As a remedy, the strategy some of the legacy firms could adopt are around these areas.

A belief in a data driven culture that resonates across the organization, not just limited to producing scorecards, but deriving and measuring outcomes purely based on data products.
Strong integration of their business teams with the Data Science teams – not just limited to partnerships – the business experts should believe in and drive the Data Strategy and very much be ‘part’ of the Data Science efforts for sustained success.
Build talent in-house by re-training some of the highly motivated staff from both Business and Technology and move them into Data Science. You just cannot afford to leave your success to few quants with zero business context. I always believe Technology, especially in this age, is so easy to learn than a scientific mindset or deep expertise in a subject.

Going back to the John Snow story, how successful the end result would have been, if he had outsourced his research to someone else?
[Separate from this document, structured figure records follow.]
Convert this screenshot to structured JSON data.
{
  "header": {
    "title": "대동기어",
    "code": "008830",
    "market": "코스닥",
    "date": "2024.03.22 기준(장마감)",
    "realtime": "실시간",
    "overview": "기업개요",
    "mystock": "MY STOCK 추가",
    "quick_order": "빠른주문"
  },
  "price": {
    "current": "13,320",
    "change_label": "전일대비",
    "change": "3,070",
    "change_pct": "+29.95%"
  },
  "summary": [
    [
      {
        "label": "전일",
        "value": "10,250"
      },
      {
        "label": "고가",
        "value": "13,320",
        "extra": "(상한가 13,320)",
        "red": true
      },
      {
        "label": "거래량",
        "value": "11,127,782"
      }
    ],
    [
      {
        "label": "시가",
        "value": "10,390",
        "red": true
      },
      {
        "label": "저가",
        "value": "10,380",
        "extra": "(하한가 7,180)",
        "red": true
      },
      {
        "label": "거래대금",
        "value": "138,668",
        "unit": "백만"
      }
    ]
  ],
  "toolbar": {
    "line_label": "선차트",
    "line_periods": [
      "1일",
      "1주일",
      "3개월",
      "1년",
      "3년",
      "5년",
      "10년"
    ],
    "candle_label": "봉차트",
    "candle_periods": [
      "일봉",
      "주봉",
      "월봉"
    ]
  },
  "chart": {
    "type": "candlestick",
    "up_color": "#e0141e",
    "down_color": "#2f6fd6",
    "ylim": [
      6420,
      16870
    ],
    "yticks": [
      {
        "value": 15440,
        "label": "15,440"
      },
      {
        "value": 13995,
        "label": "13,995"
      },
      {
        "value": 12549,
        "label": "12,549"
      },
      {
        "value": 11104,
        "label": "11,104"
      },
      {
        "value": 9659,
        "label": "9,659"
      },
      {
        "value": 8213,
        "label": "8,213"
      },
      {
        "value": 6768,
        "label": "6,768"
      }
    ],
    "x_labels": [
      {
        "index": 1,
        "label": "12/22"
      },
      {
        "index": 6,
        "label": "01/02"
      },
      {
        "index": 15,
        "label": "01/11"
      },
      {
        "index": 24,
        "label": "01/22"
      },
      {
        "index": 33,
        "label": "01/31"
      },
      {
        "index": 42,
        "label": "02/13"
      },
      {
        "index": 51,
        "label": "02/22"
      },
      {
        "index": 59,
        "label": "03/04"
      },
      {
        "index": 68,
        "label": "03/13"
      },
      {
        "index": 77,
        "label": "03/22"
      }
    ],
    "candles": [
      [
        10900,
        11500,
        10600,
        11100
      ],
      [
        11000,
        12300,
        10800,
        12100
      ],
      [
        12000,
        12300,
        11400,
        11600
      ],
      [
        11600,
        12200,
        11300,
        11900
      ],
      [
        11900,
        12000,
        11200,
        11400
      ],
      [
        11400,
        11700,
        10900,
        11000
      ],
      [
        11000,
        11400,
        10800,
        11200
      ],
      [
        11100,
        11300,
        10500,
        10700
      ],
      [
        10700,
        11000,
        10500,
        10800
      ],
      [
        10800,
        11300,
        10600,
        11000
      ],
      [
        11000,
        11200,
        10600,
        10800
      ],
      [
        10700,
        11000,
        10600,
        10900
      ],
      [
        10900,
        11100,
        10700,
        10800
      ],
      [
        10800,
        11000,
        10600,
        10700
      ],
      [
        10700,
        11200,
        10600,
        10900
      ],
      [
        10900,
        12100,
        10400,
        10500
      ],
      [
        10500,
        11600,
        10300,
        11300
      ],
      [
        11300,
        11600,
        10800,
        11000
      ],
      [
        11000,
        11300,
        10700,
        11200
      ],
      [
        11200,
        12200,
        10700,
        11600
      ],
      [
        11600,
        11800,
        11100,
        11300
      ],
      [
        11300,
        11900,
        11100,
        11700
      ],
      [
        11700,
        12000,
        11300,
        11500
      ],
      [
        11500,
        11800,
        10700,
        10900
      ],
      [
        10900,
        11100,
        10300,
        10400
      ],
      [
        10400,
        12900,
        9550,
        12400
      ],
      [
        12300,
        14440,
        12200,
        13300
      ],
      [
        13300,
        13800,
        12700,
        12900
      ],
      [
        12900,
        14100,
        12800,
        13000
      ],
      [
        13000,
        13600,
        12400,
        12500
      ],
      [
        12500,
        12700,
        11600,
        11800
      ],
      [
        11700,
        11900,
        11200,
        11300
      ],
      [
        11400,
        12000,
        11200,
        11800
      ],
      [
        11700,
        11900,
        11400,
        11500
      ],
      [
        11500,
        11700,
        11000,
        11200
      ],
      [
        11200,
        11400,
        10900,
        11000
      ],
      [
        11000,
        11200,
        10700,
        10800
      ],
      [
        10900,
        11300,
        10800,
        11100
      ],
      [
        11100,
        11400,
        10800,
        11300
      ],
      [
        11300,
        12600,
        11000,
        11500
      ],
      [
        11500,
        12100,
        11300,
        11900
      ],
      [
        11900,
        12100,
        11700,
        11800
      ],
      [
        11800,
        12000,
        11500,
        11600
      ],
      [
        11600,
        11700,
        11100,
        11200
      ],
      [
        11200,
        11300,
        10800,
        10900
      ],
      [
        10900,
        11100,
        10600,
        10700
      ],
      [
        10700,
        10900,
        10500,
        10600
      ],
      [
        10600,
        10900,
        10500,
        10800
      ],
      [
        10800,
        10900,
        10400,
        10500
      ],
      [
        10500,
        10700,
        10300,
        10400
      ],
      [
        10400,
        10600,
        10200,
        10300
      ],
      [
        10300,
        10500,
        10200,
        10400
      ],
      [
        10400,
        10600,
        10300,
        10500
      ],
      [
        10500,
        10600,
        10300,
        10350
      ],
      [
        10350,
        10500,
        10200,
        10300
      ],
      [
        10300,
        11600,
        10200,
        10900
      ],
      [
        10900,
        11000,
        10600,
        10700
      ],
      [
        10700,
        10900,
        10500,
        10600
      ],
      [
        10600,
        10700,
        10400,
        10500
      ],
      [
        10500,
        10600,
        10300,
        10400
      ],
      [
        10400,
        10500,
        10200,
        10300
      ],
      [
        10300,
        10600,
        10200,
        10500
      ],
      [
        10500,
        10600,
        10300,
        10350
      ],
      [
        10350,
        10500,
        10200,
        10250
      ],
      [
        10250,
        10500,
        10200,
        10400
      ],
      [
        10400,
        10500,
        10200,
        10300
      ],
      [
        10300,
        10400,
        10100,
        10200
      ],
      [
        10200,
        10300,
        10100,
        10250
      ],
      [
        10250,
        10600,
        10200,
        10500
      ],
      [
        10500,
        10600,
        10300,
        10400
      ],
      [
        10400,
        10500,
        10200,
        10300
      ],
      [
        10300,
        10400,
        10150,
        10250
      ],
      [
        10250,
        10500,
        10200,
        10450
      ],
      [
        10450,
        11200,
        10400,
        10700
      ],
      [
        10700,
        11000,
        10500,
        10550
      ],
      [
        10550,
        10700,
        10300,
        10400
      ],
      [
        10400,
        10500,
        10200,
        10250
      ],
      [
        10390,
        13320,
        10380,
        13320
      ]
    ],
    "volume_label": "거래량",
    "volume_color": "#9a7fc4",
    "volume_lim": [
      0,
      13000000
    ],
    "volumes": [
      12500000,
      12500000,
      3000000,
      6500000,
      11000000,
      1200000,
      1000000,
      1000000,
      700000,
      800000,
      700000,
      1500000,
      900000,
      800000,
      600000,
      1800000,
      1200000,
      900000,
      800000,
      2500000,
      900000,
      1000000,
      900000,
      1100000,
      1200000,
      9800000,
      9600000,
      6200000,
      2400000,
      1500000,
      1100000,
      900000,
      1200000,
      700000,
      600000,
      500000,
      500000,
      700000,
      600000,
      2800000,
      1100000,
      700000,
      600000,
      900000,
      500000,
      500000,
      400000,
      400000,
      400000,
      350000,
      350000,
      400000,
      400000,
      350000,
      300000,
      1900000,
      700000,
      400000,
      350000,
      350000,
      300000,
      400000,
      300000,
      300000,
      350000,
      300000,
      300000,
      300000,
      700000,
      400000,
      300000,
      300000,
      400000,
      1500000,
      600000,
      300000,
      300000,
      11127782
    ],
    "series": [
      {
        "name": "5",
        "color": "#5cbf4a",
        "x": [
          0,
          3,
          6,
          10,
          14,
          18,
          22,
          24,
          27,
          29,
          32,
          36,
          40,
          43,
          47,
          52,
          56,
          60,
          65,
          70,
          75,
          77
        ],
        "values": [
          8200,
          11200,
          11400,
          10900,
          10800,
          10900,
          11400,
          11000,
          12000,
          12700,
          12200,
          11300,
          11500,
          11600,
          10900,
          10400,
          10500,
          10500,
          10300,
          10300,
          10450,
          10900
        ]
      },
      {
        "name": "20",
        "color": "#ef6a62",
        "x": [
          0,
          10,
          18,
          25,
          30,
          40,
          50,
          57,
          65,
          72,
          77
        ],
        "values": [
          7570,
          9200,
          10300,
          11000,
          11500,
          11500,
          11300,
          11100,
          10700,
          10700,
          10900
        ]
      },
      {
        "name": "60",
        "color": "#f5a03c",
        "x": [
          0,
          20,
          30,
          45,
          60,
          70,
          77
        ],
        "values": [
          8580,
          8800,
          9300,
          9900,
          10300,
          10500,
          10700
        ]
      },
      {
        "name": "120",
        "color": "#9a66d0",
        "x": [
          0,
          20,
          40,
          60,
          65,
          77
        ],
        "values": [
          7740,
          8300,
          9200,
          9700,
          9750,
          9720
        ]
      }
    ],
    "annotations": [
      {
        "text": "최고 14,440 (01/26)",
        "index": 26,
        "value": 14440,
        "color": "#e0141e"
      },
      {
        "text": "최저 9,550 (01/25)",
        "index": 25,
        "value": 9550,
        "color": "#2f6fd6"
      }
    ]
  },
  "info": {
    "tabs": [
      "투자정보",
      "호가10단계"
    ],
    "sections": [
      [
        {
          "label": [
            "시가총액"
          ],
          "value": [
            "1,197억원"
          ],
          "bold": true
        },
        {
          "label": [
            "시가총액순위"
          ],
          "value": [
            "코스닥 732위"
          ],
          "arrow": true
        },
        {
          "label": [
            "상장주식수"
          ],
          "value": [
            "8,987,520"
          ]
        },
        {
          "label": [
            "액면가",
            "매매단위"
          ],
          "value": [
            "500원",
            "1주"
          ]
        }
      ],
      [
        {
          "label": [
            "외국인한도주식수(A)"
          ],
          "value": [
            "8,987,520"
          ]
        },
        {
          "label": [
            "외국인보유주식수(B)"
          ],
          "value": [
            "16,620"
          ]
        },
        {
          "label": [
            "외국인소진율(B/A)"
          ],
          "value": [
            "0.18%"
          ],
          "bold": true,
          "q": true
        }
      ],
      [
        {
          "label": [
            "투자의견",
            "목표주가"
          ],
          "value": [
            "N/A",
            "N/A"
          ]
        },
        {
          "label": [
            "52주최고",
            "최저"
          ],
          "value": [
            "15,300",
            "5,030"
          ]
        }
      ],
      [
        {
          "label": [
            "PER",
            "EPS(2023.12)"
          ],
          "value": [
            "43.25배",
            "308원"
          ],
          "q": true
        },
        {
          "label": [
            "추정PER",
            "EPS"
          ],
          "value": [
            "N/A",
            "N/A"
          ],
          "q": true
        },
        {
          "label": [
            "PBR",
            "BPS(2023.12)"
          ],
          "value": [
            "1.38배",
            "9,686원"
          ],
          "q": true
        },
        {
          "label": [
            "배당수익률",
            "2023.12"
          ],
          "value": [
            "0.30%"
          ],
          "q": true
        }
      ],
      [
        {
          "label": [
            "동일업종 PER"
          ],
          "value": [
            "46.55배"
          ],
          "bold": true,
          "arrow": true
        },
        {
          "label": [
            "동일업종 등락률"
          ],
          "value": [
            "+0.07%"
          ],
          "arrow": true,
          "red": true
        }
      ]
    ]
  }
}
If we were to think of the above Data Science talent problem as a linear equation, if knowledge levels and tacit thinking skills are the constraints on the different variables, to maximize the effectiveness of the Data Science output, which constraint do you feel is the most significant and a scarce commodity? And, which variable do you feel is easy to be sourced from outside?

There lies your answer to improve Data Science team effectiveness.